静かなブーム:道端で『iPod』を共有するユーザーたち(WiredNews)

http://hotwired.goo.ne.jp/news/news/culture/story/20031125201.html

 スティーブ・クランダル氏(51歳)は、日課となっている夕方の散歩の途中、しばしば、道で出会う『iPod』ユーザーたちと愛想よく会釈を交わす。ポケットから出ているイヤホンの白いコードを見れば、すぐに相手がそうだとわかる。

 ところが8月のある夕方、室内音楽を静かに楽しみながら歩いていた時、クランダル氏のこの会釈の儀式は突如として終わりを迎えた。

 30歳くらいの、同じくiPodユーザーの女性が、どうもハイテンションな音楽に合わせて体を揺さぶりながら、どんどんクランダル氏に近寄ってきたのだ。

 「彼女はまっすぐに私の方に歩いてきて、私の個人的領域に入り込んだ」と、クランダル氏はさも驚いたとばかりに話した。「面食らったよ。彼女は自分のiPodからイヤホンを抜き、目で自分のiPodのジャックへと誘導した」

 用心しつつイヤホンのプラグを抜き、女性のiPodのジャックに差し込むと、クランダル氏の耳にはテクノサウンドが流れ込んだ。

 「30秒ほど、互いの音楽に聴き入った」とクランダル氏。「言葉は一言も交わさなかった。それから会釈を交わして歩き去った」

 翌日の夕方、クランダル氏は再びこの女性と出くわした。彼女は、クランダル氏も散歩中に顔見知りになっていた他のiPodユーザーを相手に、イヤホンの交換をしていた。

 それから数日以内に、クランダル氏は、いつも散歩の途中ですれ違う4〜5人のiPodユーザーと、iPod交換儀式を行なった。こうしたわけで、8月以降、それぞれのiPodユーザーは、何度も互いの音楽に聴き入ってきた。

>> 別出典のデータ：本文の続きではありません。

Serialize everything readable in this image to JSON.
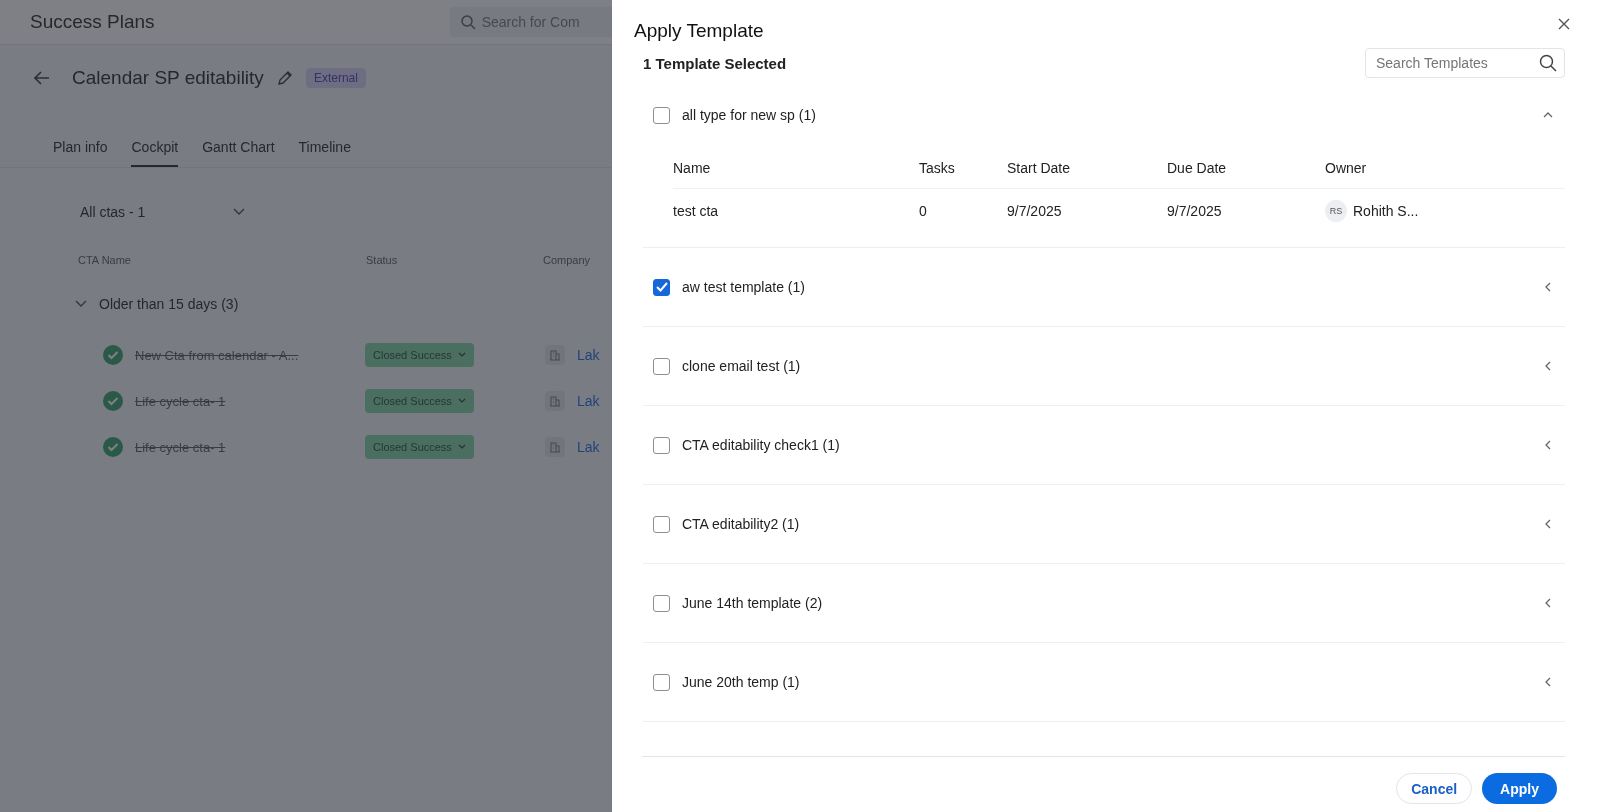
{
  "page": {
    "title": "Success Plans",
    "search": {
      "placeholder": "Search for Com"
    },
    "plan": {
      "title": "Calendar SP editability",
      "badge": "External"
    },
    "tabs": [
      {
        "label": "Plan info",
        "selected": false
      },
      {
        "label": "Cockpit",
        "selected": true
      },
      {
        "label": "Gantt Chart",
        "selected": false
      },
      {
        "label": "Timeline",
        "selected": false
      }
    ],
    "filter": "All ctas - 1",
    "columns": [
      "CTA Name",
      "Status",
      "Company"
    ],
    "group": {
      "label": "Older than 15 days (3)",
      "expanded": true,
      "rows": [
        {
          "name": "New Cta from calendar - A...",
          "done": true,
          "status": "Closed Success",
          "company": "Lak"
        },
        {
          "name": "Life cycle cta- 1",
          "done": true,
          "status": "Closed Success",
          "company": "Lak"
        },
        {
          "name": "Life cycle cta- 1",
          "done": true,
          "status": "Closed Success",
          "company": "Lak"
        }
      ]
    }
  },
  "drawer": {
    "title": "Apply Template",
    "selected_count": "1 Template Selected",
    "search": {
      "placeholder": "Search Templates"
    },
    "columns": [
      "Name",
      "Tasks",
      "Start Date",
      "Due Date",
      "Owner"
    ],
    "templates": [
      {
        "name": "all type for new sp (1)",
        "checked": false,
        "expanded": true,
        "rows": [
          {
            "name": "test cta",
            "tasks": "0",
            "start": "9/7/2025",
            "due": "9/7/2025",
            "initials": "RS",
            "owner": "Rohith S..."
          }
        ]
      },
      {
        "name": "aw test template (1)",
        "checked": true,
        "expanded": false
      },
      {
        "name": "clone email test (1)",
        "checked": false,
        "expanded": false
      },
      {
        "name": "CTA editability check1 (1)",
        "checked": false,
        "expanded": false
      },
      {
        "name": "CTA editability2 (1)",
        "checked": false,
        "expanded": false
      },
      {
        "name": "June 14th template (2)",
        "checked": false,
        "expanded": false
      },
      {
        "name": "June 20th temp (1)",
        "checked": false,
        "expanded": false
      }
    ],
    "buttons": {
      "cancel": "Cancel",
      "apply": "Apply"
    }
  }
}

 「とても奇妙な感じだ」とクランダル氏は言う。「まるで、誰かのために自分がDJになったような気分だ……自分が聴いている音楽に合わせて人が踊る姿を見るのは、とてもうれしい。他人が自分の音楽を気に入ってくれると最高の気分になる。私の趣味はかなり風変わりだからね」

なんかSFみたいなことになってるのか?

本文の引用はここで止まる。